В этот день Тарбеев больше не работал. Не пошел он в Булонский лес и на следующий день. Время проходило в мелких делах и заботишках. Странно: встреча с идиотом почему-то упорно не выходила из его памяти. Нет-нет, а все мелькала в его внутреннем зрении эта жалкая фигура с короткими ножками в трусиках, с большущей головой, уткнутой в подбородок, с деревянным, неизменяющимся взглядом.

– Где-то я видел этого человека, или, во всяком случае, кого-то очень похожего на него, – думал художник, – но где, где, где и когда?..

Он и сам был не рад навязавшемуся впечатлению, но постоянно ловил себя на том, что – то мысленно, то карандашом на клочках бумаги – он чертил образ знакомого незнакомца. Порою, для того чтобы прикрепить это лицо к давно утерянному месту и времени, он сам для себя притворялся, что совсем забыл о нем, что он его даже не видал никогда, а потом внезапно, точно с разбега, сразу выхватывал его из недр уснувшей памяти. Нет! даже и эта, давно испытанная старая уловка не помогла. "Не дается, и баста".

Но вдруг, после долгих и уже надоевших попыток, ему пришла в голову довольно нелепая мысль: а не спросить ли у господина Морэна?

– консьерж углового дома – был одним из давнишних обитателей Пасси, если не самым давним. Он отлично помнил те времена, задолго до всемирной выставки, еще до постройки Трокадеро и Эйфелевой башни, когда на месте теперешнего веселого и нарядного городского квартала Пасси была большая и богатая деревня, тонувшая в тени каштанов и лип, в которую ездили по воскресеньям парижане поваляться на зеленых лужайках, попить прекрасного густого молока или попользоваться целебными железистыми водами, открытыми еще в восемнадцатом веке, но ныне забытыми и заброшенными. Он очень много знал и рассказывал о жизни и делах американского генерала Ранеляг, впервые введшего в деревне Пасси театр и музыку; он еще помнил древней старушкой госпожу Вион Викомб, когда-то блестящую звезду Второй империи, сумевшей сохранить к старости и большие деньги, и большую любовь к жизни.
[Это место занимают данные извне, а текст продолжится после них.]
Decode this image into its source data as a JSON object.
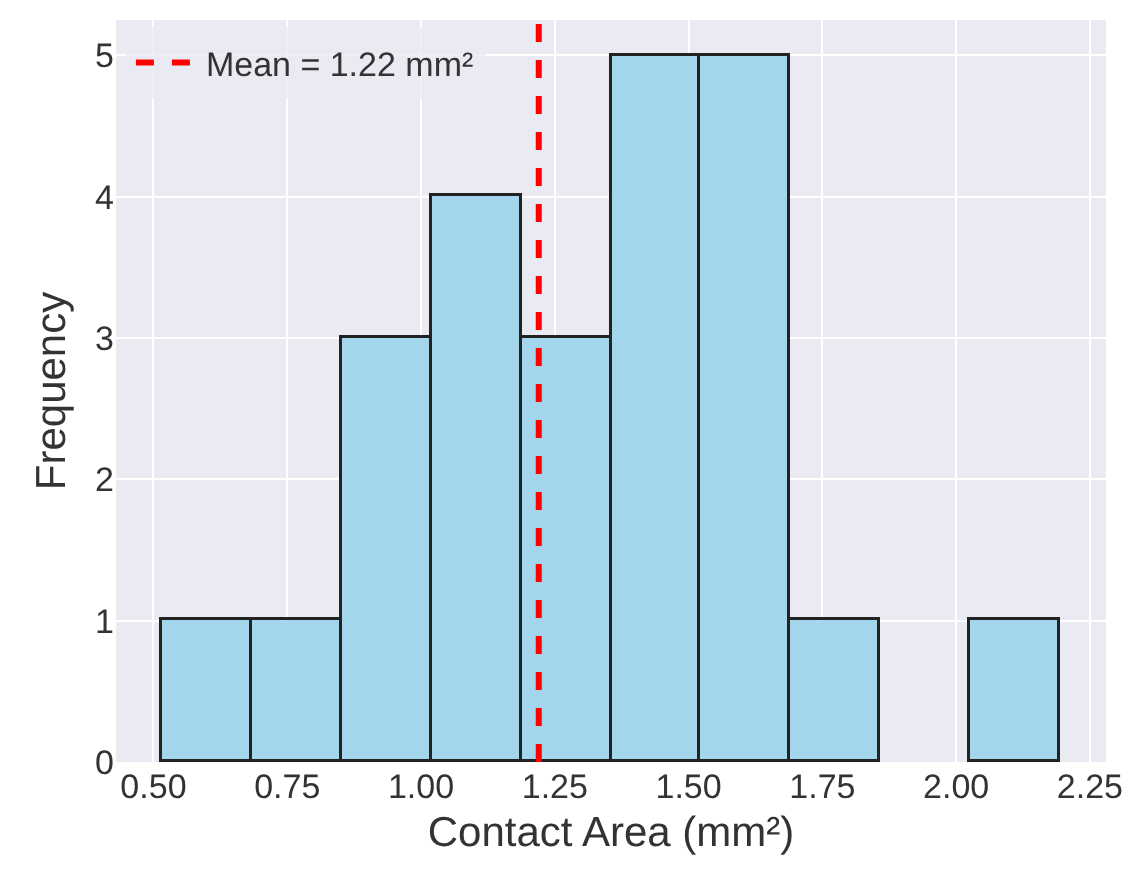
{
  "chart_data": {
    "type": "histogram",
    "xlabel": "Contact Area (mm²)",
    "ylabel": "Frequency",
    "bins": [
      0.515,
      0.683,
      0.851,
      1.019,
      1.187,
      1.355,
      1.523,
      1.691,
      1.859,
      2.027,
      2.195
    ],
    "values": [
      1,
      1,
      3,
      4,
      3,
      5,
      5,
      1,
      0,
      1
    ],
    "color": "#a3d5ec",
    "xlim": [
      0.43,
      2.28
    ],
    "ylim": [
      0,
      5.25
    ],
    "xticks": [
      {
        "value": 0.5,
        "label": "0.50"
      },
      {
        "value": 0.75,
        "label": "0.75"
      },
      {
        "value": 1,
        "label": "1.00"
      },
      {
        "value": 1.25,
        "label": "1.25"
      },
      {
        "value": 1.5,
        "label": "1.50"
      },
      {
        "value": 1.75,
        "label": "1.75"
      },
      {
        "value": 2,
        "label": "2.00"
      },
      {
        "value": 2.25,
        "label": "2.25"
      }
    ],
    "yticks": [
      0,
      1,
      2,
      3,
      4,
      5
    ],
    "ref_lines": [
      {
        "axis": "x",
        "value": 1.22,
        "label": "Mean = 1.22 mm²",
        "color": "#ff0000",
        "line_style": "dashed"
      }
    ],
    "grid": true,
    "legend": "top left"
  }
}
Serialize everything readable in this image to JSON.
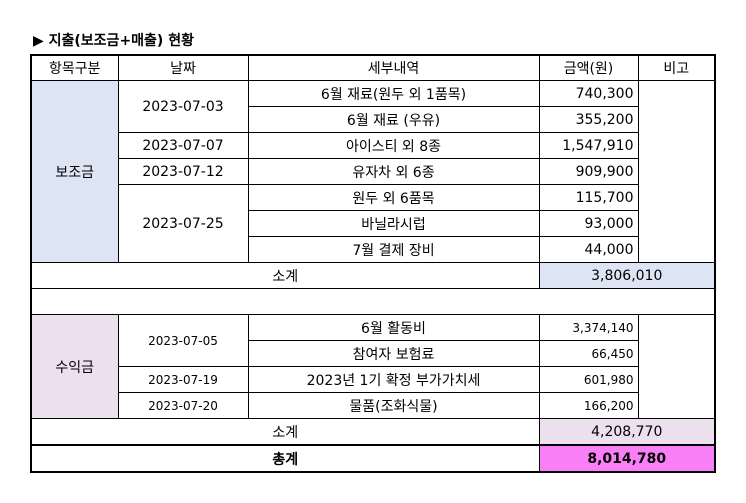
{
  "title": "▶ 지출(보조금+매출) 현황",
  "table": {
    "header": [
      "항목구분",
      "날짜",
      "세부내역",
      "금액(원)",
      "비고"
    ],
    "groups": [
      {
        "category": "보조금",
        "dates": [
          {
            "date": "2023-07-03",
            "items": [
              {
                "desc": "6월 재료(원두 외 1품목)",
                "amount": "740,300"
              },
              {
                "desc": "6월 재료 (우유)",
                "amount": "355,200"
              }
            ]
          },
          {
            "date": "2023-07-07",
            "items": [
              {
                "desc": "아이스티 외 8종",
                "amount": "1,547,910"
              }
            ]
          },
          {
            "date": "2023-07-12",
            "items": [
              {
                "desc": "유자차 외 6종",
                "amount": "909,900"
              }
            ]
          },
          {
            "date": "2023-07-25",
            "items": [
              {
                "desc": "원두 외 6품목",
                "amount": "115,700"
              },
              {
                "desc": "바닐라시럽",
                "amount": "93,000"
              },
              {
                "desc": "7월 결제 장비",
                "amount": "44,000"
              }
            ]
          }
        ],
        "subtotal_label": "소계",
        "subtotal": "3,806,010"
      },
      {
        "category": "수익금",
        "dates": [
          {
            "date": "2023-07-05",
            "items": [
              {
                "desc": "6월 활동비",
                "amount": "3,374,140"
              },
              {
                "desc": "참여자 보험료",
                "amount": "66,450"
              }
            ]
          },
          {
            "date": "2023-07-19",
            "items": [
              {
                "desc": "2023년 1기 확정 부가가치세",
                "amount": "601,980"
              }
            ]
          },
          {
            "date": "2023-07-20",
            "items": [
              {
                "desc": "물품(조화식물)",
                "amount": "166,200"
              }
            ]
          }
        ],
        "subtotal_label": "소계",
        "subtotal": "4,208,770"
      }
    ],
    "total_label": "총계",
    "total": "8,014,780"
  }
}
Он, конечно, не успел застать в живых Бальзака, жившего когда-то в Пасси, на улице Рэйнуар, и даже насадившего там виноградные шпалеры, но сурово относился к памяти этого великого писателя из-за его тревожной и безалаберной жизни, заставлявшей его не только всегда бывать по шею в долгах, но и позорно бегать от кредиторов и от судебных приставов через особый потайной ход. Знал он и историю охотничьего домика Ля-Мюэтт, построенного еще Франциском Первым и совсем недавно разрушенного дотла и снесенного с лица земли Ротшильдом, давным-давно купившим этот участок, а при нем вдобавок и дворец. "Эх, не ценят у нас славной старины, – вздыхал Морэн, – не умеют ценить и не хотят..." Мэтр Морэн, по своему собственному убеждению, знал толк во всем: и в политике, и в погоде, и в скачках. Тарбеев называл его почтительно старшиною (citoyen) Пасси. Господин Морэн ничего не возражал против такого самодельного титула, но судя по тому, как при этом обращении шевелились его густые, нависшие седые брови и острая военная бородка, можно было думать, что он не недоволен. Как-то в полдень мэтр Морэн сидел на табурете у себя в крошечном палисадничке за железной оградой. В руках у него была сегодняшняя газета "Накануне", посвященная исключительно скачкам, а на носу огромные очки в старой томпаковой оправе. Увидев издали проходившего художника Тарбеева, он головой и бровями подозвал его к себе.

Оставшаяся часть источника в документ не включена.